Lors de sa 471e session plénière des 4 et 5 mai 2011 (séance du 5 mai 2011), le Comité économique et social européen a adopté le présent avis par 148 voix pour, 7 voix contre et 10 abstentions.

1.   Conclusions et recommandations

1.1   Le CESE salue le livre blanc de la Commission européenne sur les régimes de garantie des assurances. Il appuie les efforts déployés par la Commission afin de proposer, au sein de l'UE, des mesures visant à protéger les preneurs d'assurance.

1.2   Le CESE soutient les efforts menés par la Commission pour fixer des règles harmonisées en matière de régimes de garantie. Il conforte la Commission dans son intention de proposer une directive européenne offrant un niveau de protection élevé sous la forme d'une harmonisation minimale, afin que les systèmes nationaux puissent également prévoir une protection plus étendue. Le régime de garantie doit intervenir en dernier ressort, lorsque le recours à d'autres instruments, par exemple de contrôle prudentiel, est épuisé.
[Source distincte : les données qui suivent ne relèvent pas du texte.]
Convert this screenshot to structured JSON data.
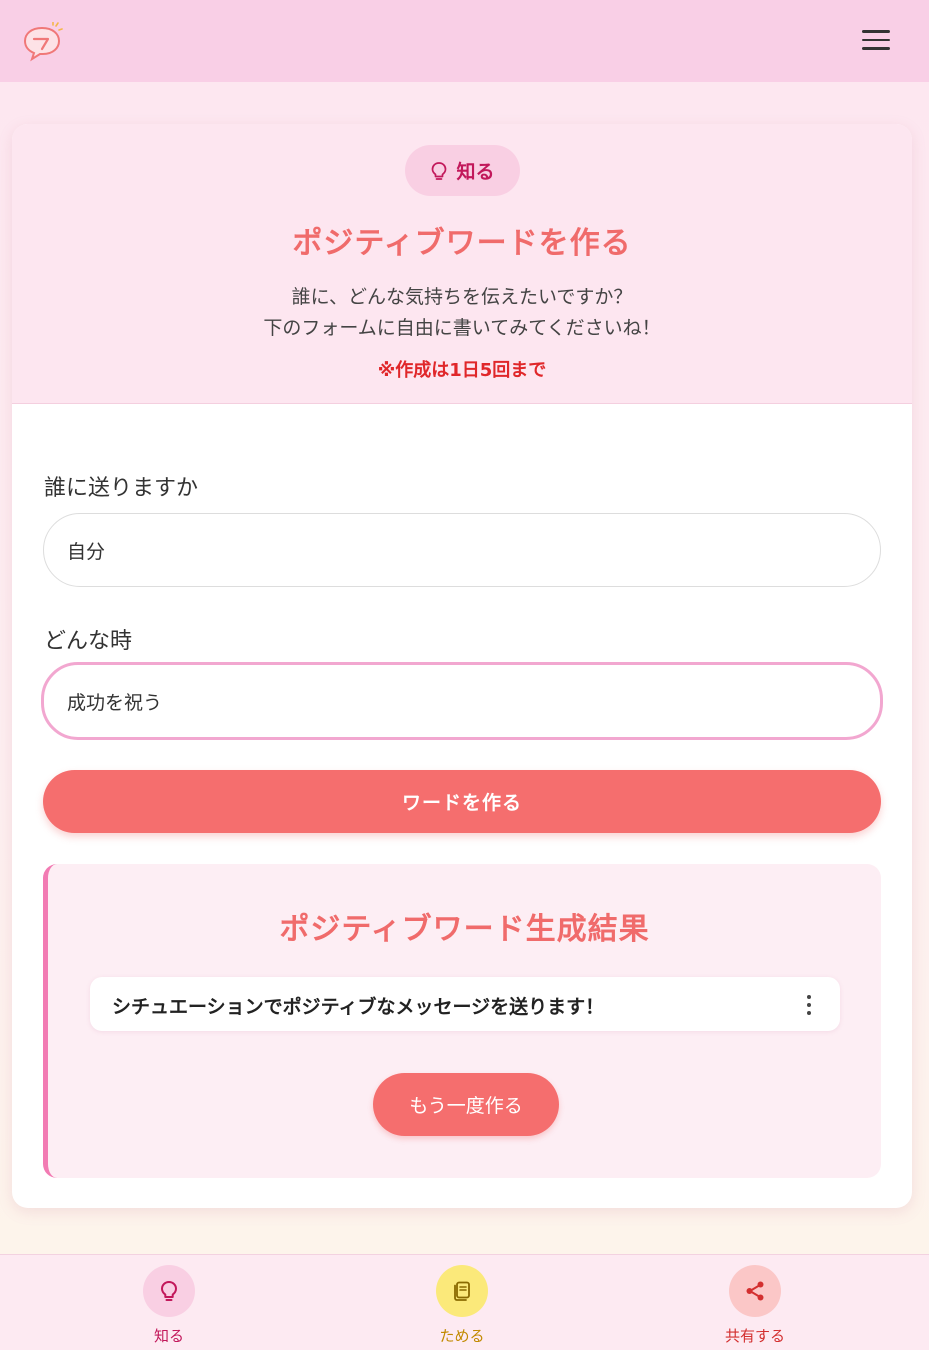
{
  "header": {
    "logo_icon": "speech-bubble-logo-icon",
    "menu_icon": "hamburger-menu-icon"
  },
  "intro": {
    "badge_label": "知る",
    "badge_icon": "lightbulb-icon",
    "title": "ポジティブワードを作る",
    "subtitle_line1": "誰に、どんな気持ちを伝えたいですか？",
    "subtitle_line2": "下のフォームに自由に書いてみてくださいね！",
    "note": "※作成は1日5回まで"
  },
  "form": {
    "recipient_label": "誰に送りますか",
    "recipient_value": "自分",
    "occasion_label": "どんな時",
    "occasion_value": "成功を祝う",
    "submit_label": "ワードを作る"
  },
  "result": {
    "title": "ポジティブワード生成結果",
    "items": [
      "シチュエーションでポジティブなメッセージを送ります！"
    ],
    "item_menu_icon": "more-vertical-icon",
    "retry_label": "もう一度作る"
  },
  "bottom_nav": {
    "items": [
      {
        "label": "知る",
        "icon": "lightbulb-icon",
        "bg": "#f9cfe3",
        "color": "#c2185b"
      },
      {
        "label": "ためる",
        "icon": "notebook-icon",
        "bg": "#fbe97a",
        "color": "#c28a00"
      },
      {
        "label": "共有する",
        "icon": "share-icon",
        "bg": "#fbc7c7",
        "color": "#d32f2f"
      }
    ]
  },
  "colors": {
    "accent": "#f56e6e",
    "pink": "#f27bb3",
    "header_bg": "#f9cfe6"
  }
}
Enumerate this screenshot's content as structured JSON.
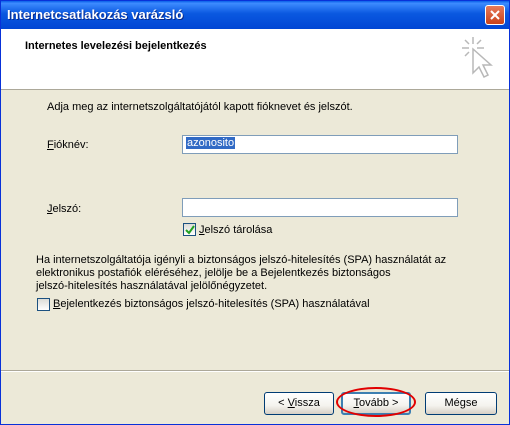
{
  "window": {
    "title": "Internetcsatlakozás varázsló"
  },
  "header": {
    "title": "Internetes levelezési bejelentkezés"
  },
  "content": {
    "intro": "Adja meg az internetszolgáltatójától kapott fióknevet és jelszót.",
    "account_label_hot": "F",
    "account_label_rest": "ióknév:",
    "account_value": "azonosito",
    "password_label_hot": "J",
    "password_label_rest": "elszó:",
    "password_value": "",
    "remember_hot": "J",
    "remember_rest": "elszó tárolása",
    "remember_checked": true,
    "spa_line1": "Ha internetszolgáltatója igényli a biztonságos jelszó-hitelesítés (SPA) használatát az",
    "spa_line2": "elektronikus postafiók eléréséhez, jelölje be a Bejelentkezés biztonságos",
    "spa_line3": "jelszó-hitelesítés használatával jelölőnégyzetet.",
    "spa_checkbox_hot": "B",
    "spa_checkbox_rest": "ejelentkezés biztonságos jelszó-hitelesítés (SPA) használatával",
    "spa_checked": false
  },
  "buttons": {
    "back_pre": "< ",
    "back_hot": "V",
    "back_rest": "issza",
    "next_hot": "T",
    "next_rest": "ovább >",
    "cancel": "Mégse"
  },
  "colors": {
    "title_bar": "#0a58e0",
    "selection": "#316ac5",
    "highlight_ellipse": "#e10000"
  }
}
1.3   Ce faisant, il convient de garder à l'esprit qu'au cours des dernières années, l'on a assisté à une nette amélioration des dispositions relatives à la solvabilité des compagnies d'assurance grâce à la surveillance et aux exigences en matière de capital propre. Si l'expérience montre que le taux de faillite dans les assurances est faible, les mesures proposées devraient le faire baisser davantage. Il convient de prendre en considération cet aspect lors de la conception des systèmes de garantie, afin de parvenir à un rapport équilibré entre coûts et efficacité. Le CESE se prononce dès lors en faveur de dispositions européennes permettant d'une part d'atteindre l'objectif de sécurisation des consommateurs et des salariés, et d'autre part de limiter les dépenses pour les entreprises et les assurés.

1.4   Le CESE est d'avis que la Commission a raison d'aborder, dans le livre blanc, la problématique d'une couverture illimitée des systèmes de garantie. Il faut éviter que des compagnies d'assurance sérieuses ne soient elles-mêmes mises en difficulté en raison d'obligations de garantie illimitées. Aussi le CESE se félicite-t-il que la Commission envisage, dans le livre blanc, de fixer des limites en matière de réparations.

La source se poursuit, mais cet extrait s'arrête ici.